A United Nations report in April ranked China 78th out of 183 countries in making it easy to do business, the survey noted, calling China’s standing “a poor showing, given the economy’s global importance”.

“Reciprocity in bilateral trade and investment relations between Europe and China remains a bone of contention,” according to the survey.

China’s investment in the EU soared 77 per cent to more than €35 billion (HK$305.97 billion) in 2016 while EU investment in China dropped 23 per cent to €8 billion.

“European investment in China is simply held back,” the survey found. “Meanwhile, Chinese businesses in Europe face few, if any, obstacles to expansion.”

At least one fifth of EU companies participating in the survey said they have had to transfer technology in exchange for market access in aerospace/aviation, machinery, environment, automotive/auto components, utilities and primary energy.

Companies said they felt most welcome in southwest China and in Shenyang in north China, reflecting local officials’ strong effort to attract foreign investment to less developed parts of the country, but felt least welcome in China’s most developed regions - South China, Beijing and Shanghai.

French carmaker Peugeot is among European auto companies in China, the world’s largest automotive market. Photo: AFP

Despite that, Guangdong, the southern province viewed as having the country’s most dynamic market-based economy, was deemed as the top destination for potential investment expansion by European business.

The survey noted that European companies want officials to complete talks on a bilateral EU-China investment agreement, formally known as the EU-China Comprehensive Agreement of Investment, “as early as in the next 12 months”.

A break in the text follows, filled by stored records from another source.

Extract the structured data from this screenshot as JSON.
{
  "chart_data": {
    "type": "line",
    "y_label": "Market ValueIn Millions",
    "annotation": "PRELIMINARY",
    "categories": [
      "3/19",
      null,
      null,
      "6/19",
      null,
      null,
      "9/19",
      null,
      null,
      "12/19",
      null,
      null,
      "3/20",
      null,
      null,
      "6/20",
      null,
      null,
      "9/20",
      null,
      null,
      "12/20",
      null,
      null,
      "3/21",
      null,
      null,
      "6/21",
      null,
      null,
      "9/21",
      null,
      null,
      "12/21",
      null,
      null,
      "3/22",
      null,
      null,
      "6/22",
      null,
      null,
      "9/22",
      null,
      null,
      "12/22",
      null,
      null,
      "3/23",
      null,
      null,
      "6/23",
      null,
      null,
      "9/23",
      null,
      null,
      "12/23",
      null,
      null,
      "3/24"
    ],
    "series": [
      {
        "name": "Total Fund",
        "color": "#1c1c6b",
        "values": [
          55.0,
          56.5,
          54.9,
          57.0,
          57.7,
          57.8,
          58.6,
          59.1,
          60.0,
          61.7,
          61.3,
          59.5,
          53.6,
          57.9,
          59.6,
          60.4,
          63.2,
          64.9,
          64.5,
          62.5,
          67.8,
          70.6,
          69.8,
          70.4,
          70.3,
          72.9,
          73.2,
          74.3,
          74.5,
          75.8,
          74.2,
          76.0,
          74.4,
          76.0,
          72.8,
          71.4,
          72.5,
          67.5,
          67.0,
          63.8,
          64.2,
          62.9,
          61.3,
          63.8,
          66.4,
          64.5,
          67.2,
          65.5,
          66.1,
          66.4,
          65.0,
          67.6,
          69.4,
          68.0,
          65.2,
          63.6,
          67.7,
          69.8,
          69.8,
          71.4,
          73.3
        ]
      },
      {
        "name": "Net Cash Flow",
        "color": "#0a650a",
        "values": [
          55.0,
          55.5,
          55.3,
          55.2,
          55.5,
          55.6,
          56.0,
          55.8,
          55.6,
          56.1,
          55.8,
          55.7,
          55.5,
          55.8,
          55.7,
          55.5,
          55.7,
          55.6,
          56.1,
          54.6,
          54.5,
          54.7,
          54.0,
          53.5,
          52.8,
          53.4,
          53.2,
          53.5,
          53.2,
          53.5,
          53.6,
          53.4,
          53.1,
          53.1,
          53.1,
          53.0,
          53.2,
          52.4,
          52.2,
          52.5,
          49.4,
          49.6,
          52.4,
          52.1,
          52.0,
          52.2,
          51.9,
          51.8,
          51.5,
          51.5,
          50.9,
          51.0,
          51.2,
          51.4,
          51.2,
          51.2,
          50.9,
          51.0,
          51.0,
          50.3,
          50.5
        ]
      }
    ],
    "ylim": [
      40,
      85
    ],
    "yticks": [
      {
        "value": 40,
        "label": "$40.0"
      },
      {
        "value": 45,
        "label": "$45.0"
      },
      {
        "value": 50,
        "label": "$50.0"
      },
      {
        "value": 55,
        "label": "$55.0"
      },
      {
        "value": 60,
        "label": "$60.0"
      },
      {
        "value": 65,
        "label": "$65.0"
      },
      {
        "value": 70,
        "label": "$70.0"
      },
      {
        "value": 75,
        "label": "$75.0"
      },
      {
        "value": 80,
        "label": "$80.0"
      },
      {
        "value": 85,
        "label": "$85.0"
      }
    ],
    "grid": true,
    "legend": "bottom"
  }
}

EU firms want the freedom to launch new businesses and to more independently control their China businesses amid a simplified regulatory environment, including fewer barriers to acquisitions in China.

European firms in most industries reported 2016 revenue growth in China, thanks to the government’s stimulus measures invoked in the first half of that year to spur growth. But firms are still concerned about the economic outlook, as the growth they experienced last year was “not from major reform efforts or structural changes” and is tested by increasing debt risks, according to the survey.